Some people worry that they will someday be in an auto accident with an unlicensed or uninsured driver. Both conditions offer unique challenges for getting compensation for injuries and damage to the victim of an accident.

When a driver is both unlicensed and uninsured, a victim is often left with little recourse. For some this is counter-intuitive, after all, a person without a license is driving illegally, and therefore automatically at fault, right?

While there are criminal consequences for driving without license or while uninsured (or even under-insured) none of these conditions equal automatic fault.

No License

Only roughly two-thirds of the population carries a driver’s license. While people in rural communities are likely to find this shocking, in cities it is more common to utilize public transit and to live in areas where driving is less commonly needed.

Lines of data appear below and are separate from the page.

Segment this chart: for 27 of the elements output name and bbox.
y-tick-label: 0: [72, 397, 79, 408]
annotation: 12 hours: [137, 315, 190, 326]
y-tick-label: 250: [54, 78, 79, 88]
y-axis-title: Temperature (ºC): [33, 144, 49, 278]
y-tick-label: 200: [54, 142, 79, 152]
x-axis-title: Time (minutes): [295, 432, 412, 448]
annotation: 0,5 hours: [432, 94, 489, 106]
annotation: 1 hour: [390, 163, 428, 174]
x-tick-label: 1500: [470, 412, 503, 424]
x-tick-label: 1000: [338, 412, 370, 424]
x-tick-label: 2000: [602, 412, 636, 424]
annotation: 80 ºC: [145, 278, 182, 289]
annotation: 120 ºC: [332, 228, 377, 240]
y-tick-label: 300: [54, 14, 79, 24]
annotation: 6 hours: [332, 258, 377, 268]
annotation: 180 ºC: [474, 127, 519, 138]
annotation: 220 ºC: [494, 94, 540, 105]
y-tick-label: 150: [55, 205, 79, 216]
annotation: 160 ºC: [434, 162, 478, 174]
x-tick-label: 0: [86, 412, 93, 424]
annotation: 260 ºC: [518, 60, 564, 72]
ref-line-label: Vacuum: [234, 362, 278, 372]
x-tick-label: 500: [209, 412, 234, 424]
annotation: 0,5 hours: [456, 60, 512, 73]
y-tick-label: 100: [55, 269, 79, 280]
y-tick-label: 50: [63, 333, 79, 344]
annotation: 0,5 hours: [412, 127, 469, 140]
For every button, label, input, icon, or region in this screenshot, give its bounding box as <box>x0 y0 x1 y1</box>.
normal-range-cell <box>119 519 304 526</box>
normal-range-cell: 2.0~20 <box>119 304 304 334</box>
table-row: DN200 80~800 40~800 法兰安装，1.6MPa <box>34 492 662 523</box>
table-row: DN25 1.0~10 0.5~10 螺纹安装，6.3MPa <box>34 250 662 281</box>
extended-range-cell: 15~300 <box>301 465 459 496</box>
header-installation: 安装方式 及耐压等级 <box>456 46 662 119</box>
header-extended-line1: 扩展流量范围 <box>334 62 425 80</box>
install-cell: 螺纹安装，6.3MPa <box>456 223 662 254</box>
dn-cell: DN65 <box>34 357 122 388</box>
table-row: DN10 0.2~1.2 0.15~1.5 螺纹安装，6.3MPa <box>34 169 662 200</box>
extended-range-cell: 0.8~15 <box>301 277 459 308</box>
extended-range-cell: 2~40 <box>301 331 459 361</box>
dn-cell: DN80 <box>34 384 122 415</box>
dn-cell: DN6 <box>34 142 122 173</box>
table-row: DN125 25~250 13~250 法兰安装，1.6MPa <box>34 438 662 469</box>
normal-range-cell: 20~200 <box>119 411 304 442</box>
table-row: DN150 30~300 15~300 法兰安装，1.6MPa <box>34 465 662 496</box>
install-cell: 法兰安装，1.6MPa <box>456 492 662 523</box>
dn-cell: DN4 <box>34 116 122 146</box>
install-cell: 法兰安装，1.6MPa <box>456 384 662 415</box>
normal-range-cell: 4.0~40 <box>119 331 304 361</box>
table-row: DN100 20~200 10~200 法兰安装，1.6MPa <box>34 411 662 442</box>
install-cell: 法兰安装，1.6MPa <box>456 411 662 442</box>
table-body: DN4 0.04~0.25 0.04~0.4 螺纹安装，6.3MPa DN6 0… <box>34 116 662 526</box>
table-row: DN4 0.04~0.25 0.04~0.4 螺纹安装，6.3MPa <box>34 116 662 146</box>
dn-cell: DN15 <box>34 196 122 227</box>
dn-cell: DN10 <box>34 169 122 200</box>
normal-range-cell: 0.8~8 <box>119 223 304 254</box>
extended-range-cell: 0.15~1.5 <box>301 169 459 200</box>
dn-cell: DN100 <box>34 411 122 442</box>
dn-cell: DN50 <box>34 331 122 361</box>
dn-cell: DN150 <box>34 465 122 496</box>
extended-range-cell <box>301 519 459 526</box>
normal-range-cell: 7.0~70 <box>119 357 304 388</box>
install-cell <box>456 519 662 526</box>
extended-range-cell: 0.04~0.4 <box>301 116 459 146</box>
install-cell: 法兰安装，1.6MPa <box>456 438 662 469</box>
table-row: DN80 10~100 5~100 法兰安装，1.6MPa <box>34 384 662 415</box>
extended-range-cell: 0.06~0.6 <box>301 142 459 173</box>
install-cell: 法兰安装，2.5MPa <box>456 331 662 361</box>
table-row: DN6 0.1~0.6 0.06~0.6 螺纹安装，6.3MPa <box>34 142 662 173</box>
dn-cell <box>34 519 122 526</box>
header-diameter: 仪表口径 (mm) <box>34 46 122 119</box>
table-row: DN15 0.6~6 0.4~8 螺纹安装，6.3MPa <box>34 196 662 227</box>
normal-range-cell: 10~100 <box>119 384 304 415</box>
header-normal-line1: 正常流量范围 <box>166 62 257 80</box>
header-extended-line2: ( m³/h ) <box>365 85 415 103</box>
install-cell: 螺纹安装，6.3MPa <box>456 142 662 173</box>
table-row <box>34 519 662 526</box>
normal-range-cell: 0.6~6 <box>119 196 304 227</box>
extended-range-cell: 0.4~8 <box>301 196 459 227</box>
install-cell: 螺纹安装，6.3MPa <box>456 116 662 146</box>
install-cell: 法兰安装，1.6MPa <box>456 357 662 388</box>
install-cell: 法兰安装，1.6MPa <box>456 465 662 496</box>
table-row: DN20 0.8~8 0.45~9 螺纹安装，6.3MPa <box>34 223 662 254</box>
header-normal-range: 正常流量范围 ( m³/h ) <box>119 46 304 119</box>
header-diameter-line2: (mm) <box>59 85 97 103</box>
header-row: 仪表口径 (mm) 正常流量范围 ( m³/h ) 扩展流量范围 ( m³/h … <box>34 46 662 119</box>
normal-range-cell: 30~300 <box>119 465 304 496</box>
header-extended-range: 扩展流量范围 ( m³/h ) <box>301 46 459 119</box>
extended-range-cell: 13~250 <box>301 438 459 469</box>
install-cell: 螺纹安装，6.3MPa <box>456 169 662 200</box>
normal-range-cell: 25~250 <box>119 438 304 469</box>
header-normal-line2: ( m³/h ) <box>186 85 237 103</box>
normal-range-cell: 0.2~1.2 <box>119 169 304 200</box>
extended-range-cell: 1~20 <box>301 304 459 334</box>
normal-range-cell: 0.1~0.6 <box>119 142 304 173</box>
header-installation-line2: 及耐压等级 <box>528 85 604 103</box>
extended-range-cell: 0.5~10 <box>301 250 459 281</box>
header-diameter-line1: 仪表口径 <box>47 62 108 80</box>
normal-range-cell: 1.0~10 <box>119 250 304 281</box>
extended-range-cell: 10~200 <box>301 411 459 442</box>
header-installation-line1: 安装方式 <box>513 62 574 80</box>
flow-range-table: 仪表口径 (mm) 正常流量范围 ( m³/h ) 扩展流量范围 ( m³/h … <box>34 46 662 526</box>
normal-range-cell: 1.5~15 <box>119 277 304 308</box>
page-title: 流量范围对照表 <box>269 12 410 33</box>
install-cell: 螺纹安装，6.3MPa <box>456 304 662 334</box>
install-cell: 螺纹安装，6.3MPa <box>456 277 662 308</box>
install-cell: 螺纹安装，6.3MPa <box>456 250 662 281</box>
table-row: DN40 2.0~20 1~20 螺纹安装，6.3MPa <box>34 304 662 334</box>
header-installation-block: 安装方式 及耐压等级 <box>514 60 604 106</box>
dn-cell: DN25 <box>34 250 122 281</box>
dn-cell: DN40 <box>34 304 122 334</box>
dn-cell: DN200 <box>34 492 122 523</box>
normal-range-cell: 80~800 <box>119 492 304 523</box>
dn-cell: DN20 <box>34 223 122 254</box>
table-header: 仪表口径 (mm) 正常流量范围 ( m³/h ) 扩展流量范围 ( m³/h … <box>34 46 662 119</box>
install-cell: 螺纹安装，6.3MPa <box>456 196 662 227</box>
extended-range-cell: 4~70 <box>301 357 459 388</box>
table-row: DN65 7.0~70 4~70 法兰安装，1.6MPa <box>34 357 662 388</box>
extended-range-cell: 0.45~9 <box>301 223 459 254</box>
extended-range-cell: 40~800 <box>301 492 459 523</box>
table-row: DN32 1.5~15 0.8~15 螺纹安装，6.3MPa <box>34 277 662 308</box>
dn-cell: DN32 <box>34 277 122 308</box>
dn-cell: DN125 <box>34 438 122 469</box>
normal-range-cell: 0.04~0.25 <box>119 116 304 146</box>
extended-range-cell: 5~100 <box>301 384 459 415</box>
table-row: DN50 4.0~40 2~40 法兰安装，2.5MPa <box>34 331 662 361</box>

Studies conducted by AAA indicate that unlicensed drivers account for 18.2% of fatal crashes. While this number is troubling, statistically it is lower than the population of unlicensed drivers overall.

When in an accident with an unlicensed driver, they are negligent but that does not always extend to being at-fault.

A driver with a suspend or revoked license may still have insurance. However, that insurance provider is likely to balk at paying for damages caused by an unlicensed driver. Some go so far as to have policies suspended when the license does so.

No (or Too Little) Insurance?

Insurance coverage is meant to pay for damages and provide a quick way to access funds to compensate and repair. When no insurance is held, or too little coverage exists, this leaves an accident victim in desperate spot.

Typically, a victim is able to pursue a civil case and sue the at-fault party rather than their insurance company. However, when the uninsured driver has no resources to draw from, courts can do little to produce cash that doesn’t exist. Small weekly payments can be ordered but unless the uninsured has access to some means, these compensatory charges are unlikely to do much.

Uninsured Motorist Benefits

Knowing that one or both of the above situations are likely to occur, insurance companies created an uninsured motorist benefit to policies.

This may be an additional charge or a component of a policy. Either way, the purpose is to have a victim’s own insurance cover the costs of repairs and injury to help the motorist.

Maryland is a “tort liability” state. This means that the at-fault party is responsible for paying for damages. If a victim’s own insurance is footing the bill this is not an admittance of fault but a safeguard against a niche problem.

It is possible, and wise, to use uninsured motorist benefits while seeking a case against an uninsured driver.

Find Answers

When filing a claim with one’s own insurance company, it’s required to inform insurers that others involved have no insurance. Failure to report this causes problems that slow down any compensatory process.